The young children get paid 8p per day for 12 hours of work.
A recent undercover investigation by Sky News has revealed that children as young as four are working in mines to retrieve an substance to make mobile phones work. The investigation discovered that the mineral that the children are mining for is called cobalt, and is an essential component of batteries for smartphones and laptops, according to recent reports. Despite the army of children working in the mines to extract it for as little as 8p per day, the crucial component makes billions for multinational companies such as Apple and Samsung. Together with the incredibly low wage that the young children are paid, they are also made to work in terrible conditions with no safety equipment. The footage from Sky News shows that the children are made to continue working during heavy rain when they are wearing no shoes and have to carry large and heavy bags through the dirt.
Eight-year-old mine worker Dorsen told Sky News,
“When I’m working here I’m suffering. My mother, she’s already dead, and I have to work all day and my head hurts me.”
He told reporters from Sky News that despite working for 12 hours each day, he had not made enough money to eat for the past two days. Every day the children descend into hand-dug shafts without any protective equipment, meaning that the tunnels frequently collapse on top of them. The mines where the children are exploited are located in the Democratic Republic of the Congo (DRC), where half of the world’s cobalt is located. If the children mess up their work in any way they are threatened with a beating. 11-year-old Richard told the media outlet,
“When I wake up every morning I feel terrible knowing I have to come back here again. Everything hurts.”

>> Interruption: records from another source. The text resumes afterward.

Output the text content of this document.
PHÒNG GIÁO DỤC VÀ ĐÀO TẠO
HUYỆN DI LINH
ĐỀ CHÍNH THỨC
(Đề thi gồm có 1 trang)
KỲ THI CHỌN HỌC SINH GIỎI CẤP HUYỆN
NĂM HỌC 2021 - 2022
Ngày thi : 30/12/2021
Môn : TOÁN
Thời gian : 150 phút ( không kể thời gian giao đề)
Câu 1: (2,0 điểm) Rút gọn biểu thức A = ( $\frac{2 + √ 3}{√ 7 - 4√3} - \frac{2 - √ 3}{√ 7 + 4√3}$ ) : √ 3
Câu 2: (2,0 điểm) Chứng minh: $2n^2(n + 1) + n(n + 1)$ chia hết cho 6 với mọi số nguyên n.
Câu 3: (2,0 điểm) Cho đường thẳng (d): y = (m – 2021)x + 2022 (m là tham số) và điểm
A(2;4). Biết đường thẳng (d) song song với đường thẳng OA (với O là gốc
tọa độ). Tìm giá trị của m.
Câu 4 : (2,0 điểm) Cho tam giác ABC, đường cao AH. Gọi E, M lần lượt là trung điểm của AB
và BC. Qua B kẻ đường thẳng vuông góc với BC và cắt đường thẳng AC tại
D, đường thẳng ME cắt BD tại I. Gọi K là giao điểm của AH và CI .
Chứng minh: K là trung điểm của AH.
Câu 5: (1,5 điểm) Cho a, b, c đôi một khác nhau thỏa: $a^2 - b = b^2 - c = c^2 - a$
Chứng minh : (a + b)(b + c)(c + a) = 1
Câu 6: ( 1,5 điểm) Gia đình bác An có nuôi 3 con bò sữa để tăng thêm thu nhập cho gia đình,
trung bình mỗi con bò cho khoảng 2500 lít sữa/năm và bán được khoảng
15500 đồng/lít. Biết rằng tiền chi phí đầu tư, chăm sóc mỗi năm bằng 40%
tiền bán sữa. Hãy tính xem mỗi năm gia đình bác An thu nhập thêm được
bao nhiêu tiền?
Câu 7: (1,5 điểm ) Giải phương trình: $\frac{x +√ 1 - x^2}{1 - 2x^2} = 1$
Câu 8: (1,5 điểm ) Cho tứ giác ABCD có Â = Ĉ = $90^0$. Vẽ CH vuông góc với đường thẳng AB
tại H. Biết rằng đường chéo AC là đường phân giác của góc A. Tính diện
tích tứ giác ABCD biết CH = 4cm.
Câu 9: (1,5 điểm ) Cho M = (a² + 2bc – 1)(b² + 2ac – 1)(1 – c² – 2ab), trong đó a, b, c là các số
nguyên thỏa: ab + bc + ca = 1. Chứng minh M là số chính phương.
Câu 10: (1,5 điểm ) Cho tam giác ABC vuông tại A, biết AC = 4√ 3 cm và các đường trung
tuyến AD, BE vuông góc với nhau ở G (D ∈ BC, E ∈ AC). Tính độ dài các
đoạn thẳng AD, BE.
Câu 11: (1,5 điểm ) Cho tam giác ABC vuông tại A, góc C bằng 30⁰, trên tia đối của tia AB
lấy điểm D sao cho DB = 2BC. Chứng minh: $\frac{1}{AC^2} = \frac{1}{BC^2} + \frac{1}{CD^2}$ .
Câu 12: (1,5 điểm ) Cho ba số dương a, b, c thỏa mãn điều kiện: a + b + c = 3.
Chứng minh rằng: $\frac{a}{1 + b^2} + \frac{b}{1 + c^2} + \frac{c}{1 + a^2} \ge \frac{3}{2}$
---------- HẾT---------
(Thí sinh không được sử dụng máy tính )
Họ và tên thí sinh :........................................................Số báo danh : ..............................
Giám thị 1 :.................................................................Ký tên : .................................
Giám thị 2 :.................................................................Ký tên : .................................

Sky News claimed that, due to the fact that there is very little regulation which requires companies to trace their cobalt supply lines, it is very likely that the majority of smartphones contain a battery with cobalt that was mined by children in the central African nation, particularly as this is where the majority of the element lies.
The growing demand for lithium-ion batteries for use in modern technology is the reason behind the industry that is driven by the US and Chinese corporations behind the smartphone and electric car markets. The mine owners sell the retrieved cobalt to traders, who are mainly from China and do not ask any questions about the workers who are involved in mining it. Apple told Sky News, “If our suppliers are unable or unwilling to meet our standards then we suspend or terminate business with them. Last year we removed 22 smelters from our supply chain.” Other electronics and car firms that were contacted by Sky News during the investigation said that it is difficult to trace whether their cobalt comes from the mines seen in the footage. They then suggested that it is better for the communities involved to improve their working conditions than to terminate contracts altogether. The investigation concluded that there are thousands of unofficial, unregulated and unmonitored mines where men, women, and children are working in what has been described as slave conditions.